Assalamu’alaykum warahmatullah
Atasan saya seorang keturunan
cina. Dalam waktu dekat ini dia akan berkunjung ke kantor dimana saya bekerja.
Dan mungkin akan memberi angpao pada semua karyawan. Apa yang
harus saya lakukan? Apa hukumnya menerima angpao tersebut?
Jazakillahu khairan
Dari: Anggun
(anggun******@yahoo.com)
Jawaban:
Wa alaikumus salam
warahmatullah
Alhamdulillah was shalatu was
salamu ‘ala rasulillah, amma ba’du,
Pertama, islam tidak melarang kita untuk bersikap baik terhadap
orang non muslim yang tidak mengganggu. Salah satunya adalah dengan menerima hadiah dari orang kafir.
Allah berfirman,
لا يَنْهَاكُمُ اللَّهُ عَنِ الَّذِينَ لَمْ
يُقَاتِلُوكُمْ فِي الدِّينِ وَلَمْ يُخْرِجُوكُمْ مِنْ دِيَارِكُمْ أَنْ
تَبَرُّوهُمْ وَتُقْسِطُوا إِلَيْهِمْ إِنَّ اللَّهَ يُحِبُّ الْمُقْسِطِينَ
“Allah tidak melarang kamu
untuk berbuat baik dan berlaku adil terhadap orang-orang yang tiada memerangimu
karena agama dan tidak (pula) mengusir kamu dari negerimu. Sesungguhnya Allah
menyukai orang-orang yang berlaku adil.” (QS. Al-Mumtahanan: 8)

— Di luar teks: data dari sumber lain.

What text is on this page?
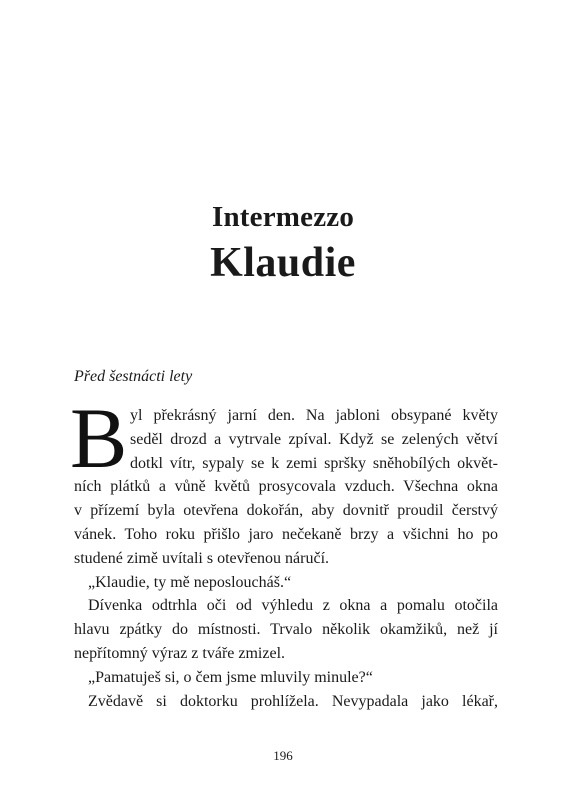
Intermezzo
Klaudie
Před šestnácti lety
B yl překrásný jarní den. Na jabloni obsypané květy
seděl drozd a vytrvale zpíval. Když se zelených větví
dotkl vítr, sypaly se k zemi spršky sněhobílých okvět-
ních plátků a vůně květů prosycovala vzduch. Všechna okna
v přízemí byla otevřena dokořán, aby dovnitř proudil čerstvý
vánek. Toho roku přišlo jaro nečekaně brzy a všichni ho po
studené zimě uvítali s otevřenou náručí.
„Klaudie, ty mě neposloucháš.“
Dívenka odtrhla oči od výhledu z okna a pomalu otočila
hlavu zpátky do místnosti. Trvalo několik okamžiků, než jí
nepřítomný výraz z tváře zmizel.
„Pamatuješ si, o čem jsme mluvily minule?“
Zvědavě si doktorku prohlížela. Nevypadala jako lékař,
196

Dalam kitab shahihnya, Imam
Bukhari membuat judul bab:
بَابُ
قَبُولِ الهَدِيَّةِ مِنَ المُشْرِكِينَ
Bab: Bolehnya menerima hadiah dari orang musyrik (Al-Jami’
As-Shahih, 3/163).
Selanjutnya, Imam Bukhari
menyebutkan beberapa riwayat tentang menerima hadiah dari orang kafir. Berikut
diantaranya,
1. Riwayat dari Abu Huamid,
قَالَ أَبُو حُمَيْدٍ: أَهْدَى مَلِكُ أَيْلَةَ
لِلنَّبِيِّ صَلَّى اللهُ عَلَيْهِ وَسَلَّمَ بَغْلَةً بَيْضَاءَ، وَكَسَاهُ
بُرْدًا، وَكَتَبَ لَهُ بِبَحْرِهِمْ
Abu Humaid mengatakan, “Raja
Ailah menghadiahkan untuk Nabi shallallahu ‘alaihi wa sallam seekor bighal putih, beliau diberi
selendang, dan kekuasaan daerah pesisir laut.

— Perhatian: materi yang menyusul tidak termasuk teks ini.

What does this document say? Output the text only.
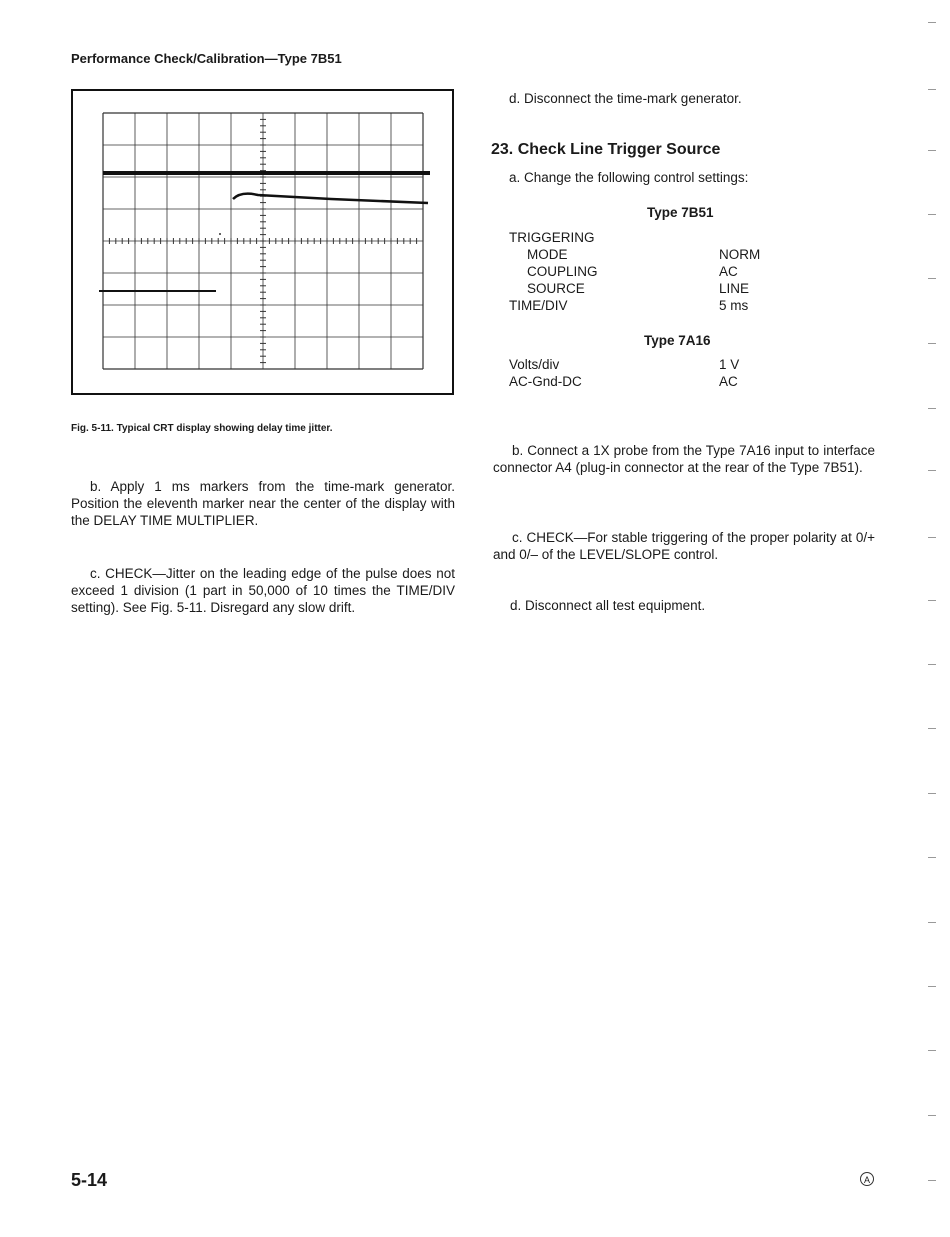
Performance Check/Calibration—Type 7B51
Fig. 5-11. Typical CRT display showing delay time jitter.
b. Apply 1 ms markers from the time-mark generator. Position the eleventh marker near the center of the display with the DELAY TIME MULTIPLIER.
c. CHECK—Jitter on the leading edge of the pulse does not exceed 1 division (1 part in 50,000 of 10 times the TIME/DIV setting). See Fig. 5-11. Disregard any slow drift.
d. Disconnect the time-mark generator.
23. Check Line Trigger Source
a. Change the following control settings:
Type 7B51
TRIGGERING
MODE	NORM
COUPLING	AC
SOURCE	LINE
TIME/DIV	5 ms
Type 7A16
Volts/div	1 V
AC-Gnd-DC	AC
b. Connect a 1X probe from the Type 7A16 input to interface connector A4 (plug-in connector at the rear of the Type 7B51).
c. CHECK—For stable triggering of the proper polarity at 0/+ and 0/– of the LEVEL/SLOPE control.
d. Disconnect all test equipment.
5-14	A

2. Riwayat dari Anas bin Malik radhiyallahu
‘anhu, beliau mengatakan,
إِنَّ أُكَيْدِرَ دُومَةَ أَهْدَى إِلَى النَّبِيِّ
صَلَّى اللهُ عَلَيْهِ وَسَلَّم
Bahwa Ukaidir Dumah (raja di
daerah dekat tabuk) memberi hadiah kepada Nabi shallallahu
‘alaihi wa sallam.
3. Keterangan dari Anas bin Malik,
أَنَّ يَهُودِيَّةً أَتَتِ النَّبِيَّ صَلَّى اللهُ عَلَيْهِ
وَسَلَّمَ بِشَاةٍ مَسْمُومَةٍ، فَأَكَلَ مِنْهَا
Bahwa ada seorang perempuan
yahudi yang datang kepada Nabi shallallahu ‘alaihi wa sallam dengan membawa daging kambing yang
diberi racun. Kemudian Nabi shallallahu ‘alaihi wa sallam memakannya..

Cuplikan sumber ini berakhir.